TİP’den incirlik üssünde eylem. Erkan Baş: Kahrolsun Amerikan emperyalizmi, kahrolsun katil İsrail, kahrolsun iş birlikçiler”
Türkiye İşçi Partisi (TİP) Genel Başkanı Erkan Baş, partisinin Adana’daki İncirlik Üssü’nde düzenlediği eylemde yaptığı konuşmada “Tüm Türkiye halkına sesleniyorum: Tam bağımsız Türkiye için, özgür bir Türkiye için, demokratik bir Türkiye için, sosyalizm için halkımızı birleşmeye, mücadeleyi büyütmeye çağırıyorum. Kahrolsun Amerikan emperyalizmi, kahrolsun katil İsrail, kahrolsun iş birlikçiler” ifadelerini kullandı.

TİP, ABD ve İsrail’in Orta Doğu’daki faaliyetlerini protesto etmek için İncirlik Üssü’nde bugün bir eylem düzenledi. Eyleme, TİP Genel Başkanı Erkan Baş da katıldı. İncirlik Üssü’ne doğru yapılan yürüyüşün ardından yapılan basın açıklamasında konuşan Erkan Baş, “Tanklara, toplara, füzelere, silaha karşı elde taş ile direnen Filistinlileri selamlıyoruz” dedi. Baş, yaptığı konuşmada şunları kaydetti:
“Tanklara, toplara, füzelere, silaha karşı elde taş ile direnen Filistinlileri selamlıyoruz”

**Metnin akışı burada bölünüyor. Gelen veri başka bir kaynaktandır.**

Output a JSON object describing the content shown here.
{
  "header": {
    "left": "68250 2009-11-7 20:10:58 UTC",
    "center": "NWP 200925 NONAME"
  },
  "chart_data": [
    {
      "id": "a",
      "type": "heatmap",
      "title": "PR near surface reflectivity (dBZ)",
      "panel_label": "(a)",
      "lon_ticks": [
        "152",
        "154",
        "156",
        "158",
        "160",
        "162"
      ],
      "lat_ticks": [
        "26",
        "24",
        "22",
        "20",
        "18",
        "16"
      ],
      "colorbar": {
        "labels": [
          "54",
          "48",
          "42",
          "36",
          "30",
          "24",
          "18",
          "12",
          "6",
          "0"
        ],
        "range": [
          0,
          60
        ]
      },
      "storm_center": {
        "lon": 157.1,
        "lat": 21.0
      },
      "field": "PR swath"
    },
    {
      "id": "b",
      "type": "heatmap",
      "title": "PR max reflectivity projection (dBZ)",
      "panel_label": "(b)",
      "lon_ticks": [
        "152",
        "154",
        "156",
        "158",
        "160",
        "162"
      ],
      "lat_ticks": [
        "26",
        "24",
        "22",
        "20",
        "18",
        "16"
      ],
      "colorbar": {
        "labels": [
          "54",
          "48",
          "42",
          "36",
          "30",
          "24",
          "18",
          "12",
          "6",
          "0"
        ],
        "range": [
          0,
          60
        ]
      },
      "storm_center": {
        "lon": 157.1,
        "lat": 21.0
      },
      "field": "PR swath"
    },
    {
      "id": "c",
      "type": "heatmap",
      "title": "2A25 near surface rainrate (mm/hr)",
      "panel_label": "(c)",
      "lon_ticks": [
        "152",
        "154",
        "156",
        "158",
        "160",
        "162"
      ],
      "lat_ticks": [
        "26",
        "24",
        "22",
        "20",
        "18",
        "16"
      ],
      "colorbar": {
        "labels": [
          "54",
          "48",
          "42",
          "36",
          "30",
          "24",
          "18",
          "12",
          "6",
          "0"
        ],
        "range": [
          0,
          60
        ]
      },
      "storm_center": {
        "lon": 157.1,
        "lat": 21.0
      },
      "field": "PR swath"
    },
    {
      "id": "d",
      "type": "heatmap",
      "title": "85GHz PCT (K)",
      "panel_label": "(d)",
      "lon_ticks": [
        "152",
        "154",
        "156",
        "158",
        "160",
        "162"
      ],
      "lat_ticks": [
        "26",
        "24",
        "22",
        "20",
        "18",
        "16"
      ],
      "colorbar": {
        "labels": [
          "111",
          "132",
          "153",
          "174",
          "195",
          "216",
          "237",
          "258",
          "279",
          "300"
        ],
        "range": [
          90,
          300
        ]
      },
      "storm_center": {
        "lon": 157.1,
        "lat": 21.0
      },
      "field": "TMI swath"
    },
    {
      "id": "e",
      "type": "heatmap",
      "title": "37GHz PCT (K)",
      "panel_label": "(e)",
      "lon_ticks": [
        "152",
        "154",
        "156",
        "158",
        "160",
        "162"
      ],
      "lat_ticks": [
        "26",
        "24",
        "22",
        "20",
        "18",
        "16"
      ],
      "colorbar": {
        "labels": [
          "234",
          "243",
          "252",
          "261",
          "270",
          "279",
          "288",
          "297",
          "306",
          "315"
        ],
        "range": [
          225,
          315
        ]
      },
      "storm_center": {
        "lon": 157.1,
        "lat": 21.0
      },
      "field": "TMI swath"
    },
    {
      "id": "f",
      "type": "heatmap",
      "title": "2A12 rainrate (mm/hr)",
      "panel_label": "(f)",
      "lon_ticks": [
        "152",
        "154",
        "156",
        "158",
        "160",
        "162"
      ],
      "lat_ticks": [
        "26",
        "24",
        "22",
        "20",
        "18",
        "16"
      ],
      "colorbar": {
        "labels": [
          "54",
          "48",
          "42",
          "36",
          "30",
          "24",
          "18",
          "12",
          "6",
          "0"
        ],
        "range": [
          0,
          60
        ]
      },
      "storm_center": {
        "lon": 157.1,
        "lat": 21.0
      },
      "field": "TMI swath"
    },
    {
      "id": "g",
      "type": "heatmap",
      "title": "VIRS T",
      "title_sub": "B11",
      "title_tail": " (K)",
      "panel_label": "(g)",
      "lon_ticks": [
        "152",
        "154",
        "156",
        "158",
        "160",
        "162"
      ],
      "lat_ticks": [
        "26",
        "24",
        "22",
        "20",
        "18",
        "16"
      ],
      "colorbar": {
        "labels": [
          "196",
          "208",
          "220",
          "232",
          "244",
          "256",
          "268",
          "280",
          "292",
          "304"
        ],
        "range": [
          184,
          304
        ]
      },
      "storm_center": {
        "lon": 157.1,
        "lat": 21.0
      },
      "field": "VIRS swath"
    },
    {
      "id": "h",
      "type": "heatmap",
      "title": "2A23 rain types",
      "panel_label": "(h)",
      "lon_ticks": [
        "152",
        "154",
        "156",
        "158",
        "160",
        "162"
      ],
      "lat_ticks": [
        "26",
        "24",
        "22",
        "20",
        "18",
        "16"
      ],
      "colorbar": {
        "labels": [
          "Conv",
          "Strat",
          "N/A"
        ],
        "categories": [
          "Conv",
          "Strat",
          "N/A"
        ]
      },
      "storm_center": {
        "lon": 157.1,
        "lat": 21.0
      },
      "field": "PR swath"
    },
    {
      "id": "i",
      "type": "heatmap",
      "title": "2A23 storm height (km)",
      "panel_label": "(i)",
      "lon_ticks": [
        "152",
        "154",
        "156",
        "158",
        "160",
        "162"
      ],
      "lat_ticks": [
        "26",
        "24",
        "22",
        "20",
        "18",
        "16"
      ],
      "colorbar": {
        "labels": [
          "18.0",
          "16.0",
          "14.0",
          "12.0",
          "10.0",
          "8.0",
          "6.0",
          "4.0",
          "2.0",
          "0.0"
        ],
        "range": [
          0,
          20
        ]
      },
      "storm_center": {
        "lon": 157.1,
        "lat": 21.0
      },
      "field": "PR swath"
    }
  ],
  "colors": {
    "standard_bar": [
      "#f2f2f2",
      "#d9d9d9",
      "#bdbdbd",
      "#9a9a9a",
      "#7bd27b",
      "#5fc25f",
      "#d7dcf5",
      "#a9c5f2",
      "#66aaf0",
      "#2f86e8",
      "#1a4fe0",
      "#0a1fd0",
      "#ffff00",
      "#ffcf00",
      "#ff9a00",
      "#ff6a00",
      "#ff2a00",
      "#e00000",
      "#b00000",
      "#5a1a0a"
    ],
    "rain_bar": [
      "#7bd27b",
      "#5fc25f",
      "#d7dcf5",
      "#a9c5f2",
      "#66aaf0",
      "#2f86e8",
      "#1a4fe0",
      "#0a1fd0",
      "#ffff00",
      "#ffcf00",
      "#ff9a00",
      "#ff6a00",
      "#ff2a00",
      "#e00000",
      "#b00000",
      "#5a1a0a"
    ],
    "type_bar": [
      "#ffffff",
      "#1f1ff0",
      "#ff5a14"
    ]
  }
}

“Dünyanın dört bir yanında barış için, özgürlük için sesini yükselten bütün mücadele arkadaşlarımıza, din, ırk, renk ayrımı gözetmeksizin, barış için mücadele eden tüm yoldaşlarımıza İncirlik’ten, bizim topraklarımızdaki bir savaş üssünden dayanışma duygularımızı iletiyoruz. İnanıyoruz ki onların sesini buraya taşıdık. İncirlik’teyiz, İncirlik’ten Türkiye’nin dört bir yanında, 81 ilimizde, bine yakın ilçemizde şu anda yüreği bizimle birlikte atan bütün yurttaşlarımıza sevgilerimizi iletiyoruz, selamlarımızı iletiyoruz, dayanışma duygularımızı iletiyoruz. İnanıyoruz ki onların da yüreğinin sesine buradan bir ses katacağız. Elbette buradan Filistin’de, Gazze’de yüreğiyle direnen, tanklara, toplara, füzelere, silaha karşı elde taş ile direnen Filistinlileri selamlıyoruz, ‘Filistinlilerin yanındayız’ diye haykırıyoruz.
“Türkiye halkları bu suça ortak olmayacak, biz bu suça ortak olmayacağız”
Evet İncirlik’teyiz, çünkü günlerdir, aylardır bu coğrafyanın, bölgemizin, bölgemizin yoksul halklarının bombalar altında, korku içerisinde yaşamasına, el kadar bebeklerin alçakça katiller tarafından katledilmesine, kentlerin yağmalanmasına, yıkılmasına, yok edilmesine izleyici kalamayacağımızı, hele ülkemizi bu suça ortak etmeye kalkanlara karşı sessiz kalamayacağımızı söylemek için İncirlik’teyiz. Üzülerek söylüyoruz, utanarak söylüyoruz, bu ülkeyi yönetenler Ortadoğu’nun kan gölüne çevrilmesinde suç ortaklığı yapmaktadır. Ama Türkiye halkları, Türkiye emekçileri bu suça ortak olmayacak, biz bu suça ortak olmayacağız. Utanıyoruz, biz çok utanıyoruz. Katil İsrail’in arkasında durarak Suriye’yi paramparça eden, Lübnan’ı paramparça eden, Filistin’i işgal edip taş üstünde taş bırakmayan katil Netanyahu’nun en büyük iş birlikçisi olan Trump’la en sıkışılmasından utanıyoruz, yan yana gülümsenmesinden utanıyoruz, birlikte fotoğraf verilmesinden utanıyoruz, buna karşı sessiz kalınmasından utanıyoruz. Bu utanca ortak olmamak için işte bugün İncirlik’teyiz.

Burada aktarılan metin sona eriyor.